How to efficiently query date *and* type based indexes


(John T) #1

Our environment has one large monolythic index that is 483 million docs with a size of 1TB. This is currently spread over 23 shards. As it grows, we keep needing to scale out by reindexing into more shards. In this index, we have 23 types. Some of these types have only marginal overlap in common fields. We are currently on 2.3.2 and want to be able to upgrade, but ES is phasing out multiple types per index. Also, we would like to be able to break our data down by months to make querying and data-retention easier. To that end, I am looking at splitting up the index by both type and month. We would end up with, for example:

foo_type1_2017.10
foo_type1_2017.09
foo_type2_2017.10
foo_type2_2017.09

And so forth.

Note that this is not like logging data where we have an "open window" index to write to. Any document from any time can get updated. We can handle that in our indexing code.

Our UX has filters that allow you to specify (among many other things) a date range and types. I am realizing that if I was dealing with just one of these (i.e. type or date), it would be simple, but the combined scenario is what I am trying to wrap my head around.

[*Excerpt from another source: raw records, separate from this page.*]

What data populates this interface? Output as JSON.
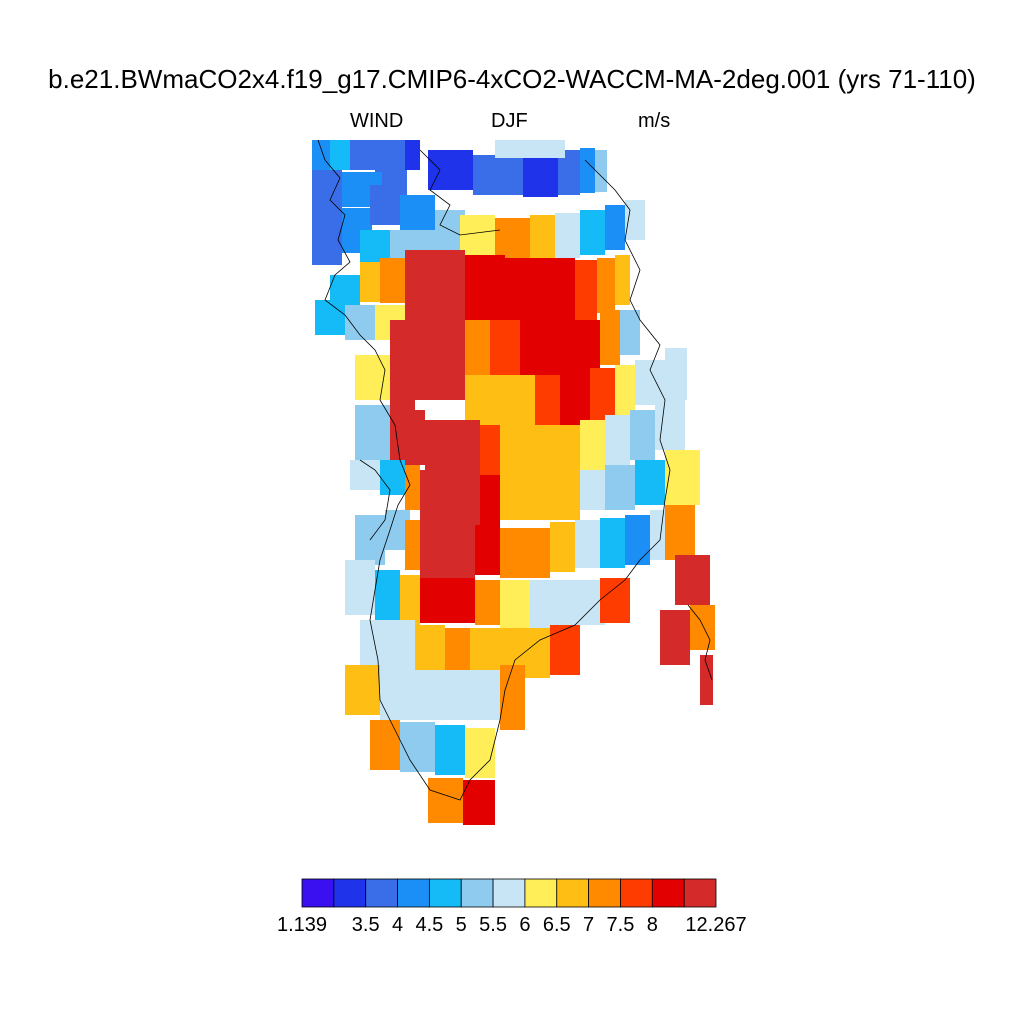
{
  "title": "b.e21.BWmaCO2x4.f19_g17.CMIP6-4xCO2-WACCM-MA-2deg.001 (yrs 71-110)",
  "subtitle": {
    "variable": "WIND",
    "season": "DJF",
    "units": "m/s"
  },
  "colorbar": {
    "colors": [
      "#3a0ff0",
      "#1f33ea",
      "#3a6de8",
      "#1b8ff5",
      "#14bbf6",
      "#8fcbee",
      "#c8e5f6",
      "#ffee58",
      "#ffbe14",
      "#ff8a00",
      "#ff3c00",
      "#e30000",
      "#d42a2a"
    ],
    "labels": [
      "1.139",
      "3.5",
      "4",
      "4.5",
      "5",
      "5.5",
      "6",
      "6.5",
      "7",
      "7.5",
      "8",
      "12.267"
    ],
    "min": 1.139,
    "max": 12.267,
    "boundaries": [
      3.5,
      4,
      4.5,
      5,
      5.5,
      6,
      6.5,
      7,
      7.5,
      8
    ]
  }
}
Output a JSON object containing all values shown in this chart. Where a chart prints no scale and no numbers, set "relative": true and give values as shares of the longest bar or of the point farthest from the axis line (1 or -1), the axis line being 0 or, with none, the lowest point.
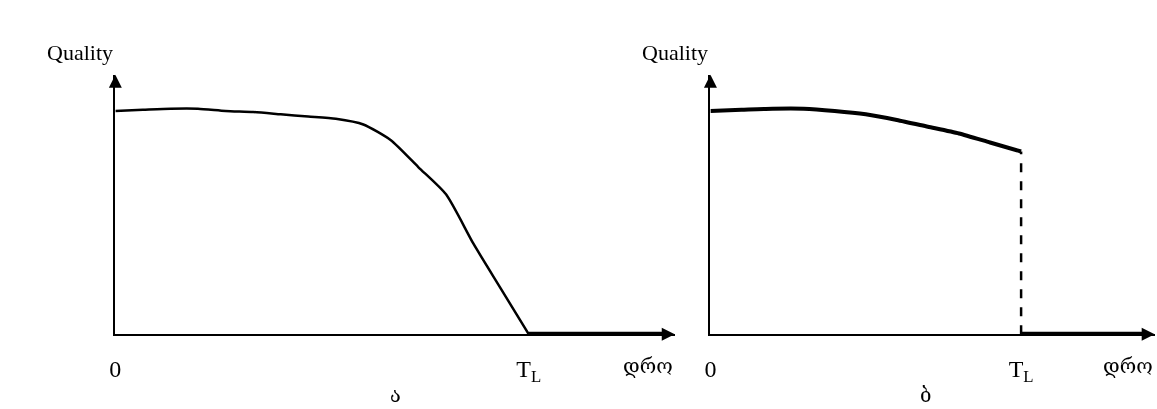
{
  "chart_data": [
    {
      "type": "line",
      "relative": true,
      "ylabel": "Quality",
      "xlabel": "დრო",
      "annotations": [
        "ა"
      ],
      "categories": [
        "0",
        null,
        null,
        null,
        null,
        null,
        null,
        null,
        null,
        null,
        null,
        null,
        null,
        null,
        null,
        "T$_{L}$",
        null,
        null,
        null,
        null,
        null
      ],
      "tick_labels": "x",
      "line_style": "solid",
      "marker": "none",
      "series": [
        {
          "color": "#000000",
          "values": [
            0.99,
            0.995,
            1.0,
            1.0,
            0.99,
            0.985,
            0.975,
            0.965,
            0.955,
            0.93,
            0.86,
            0.74,
            0.62,
            0.4,
            0.2,
            0,
            null,
            null,
            null,
            null,
            null
          ]
        },
        {
          "color": "#000000",
          "values": [
            null,
            null,
            null,
            null,
            null,
            null,
            null,
            null,
            null,
            null,
            null,
            null,
            null,
            null,
            null,
            0,
            0,
            0,
            0,
            0,
            0
          ]
        }
      ]
    },
    {
      "type": "line",
      "relative": true,
      "ylabel": "Quality",
      "xlabel": "დრო",
      "annotations": [
        "ბ"
      ],
      "categories": [
        "0",
        null,
        null,
        null,
        null,
        null,
        null,
        null,
        null,
        null,
        "T$_{L}$",
        null,
        null,
        null,
        null
      ],
      "tick_labels": "x",
      "marker": "none",
      "series": [
        {
          "color": "#000000",
          "values": [
            0.99,
            0.995,
            1.0,
            1.0,
            0.99,
            0.975,
            0.95,
            0.92,
            0.89,
            0.85,
            0.81,
            null,
            null,
            null,
            null
          ],
          "line_style": "solid"
        },
        {
          "color": "#000000",
          "x": [
            "T$_{L}$",
            "T$_{L}$"
          ],
          "values": [
            0,
            0.81
          ],
          "line_style": "dashed"
        },
        {
          "color": "#000000",
          "values": [
            null,
            null,
            null,
            null,
            null,
            null,
            null,
            null,
            null,
            null,
            0,
            0,
            0,
            0,
            0
          ],
          "line_style": "solid"
        }
      ]
    }
  ]
}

For example, for types "abc," "aab", "cba" and "aaa," I could query with:

/foo_aab,foo_aaa/_search

Or

/foo_aa*/_search

I could also create an alias that points to these indexes and search:

/double_a/_search

For dates, if I want all items in September and October of this year, I could do:

/foo_2017.09,foo_2017.10/_search

Or again, I could create an alias (which I would keep updated) that points to the last 2 months:

/foo_2m/_search

The problem is if I want to combine them. If I wanted a subset of types, for a specific date range, I would have to explicitly list out all the indexes without the aid of aliases. So for three types over two months, it would need to be

/foo_type1_2017.10,foo_type1_2017.09,foo_type2_2017.10,foo_type2_2017.09,foo_type3_2017.10,foo_type3_2017.09/_search

This easily gets unwieldy (and will probably exeed the character size allowed for a request.

I had hoped that date math in the index name would solve part of it (i.e. hoping that you could do a gte/lte logic), but it appears you can only use that to resolve a specific date.

Is there a good way to do this or are we crazy to take this approach?

Thanks


(system) #2

This topic was automatically closed 28 days after the last reply. New replies are no longer allowed.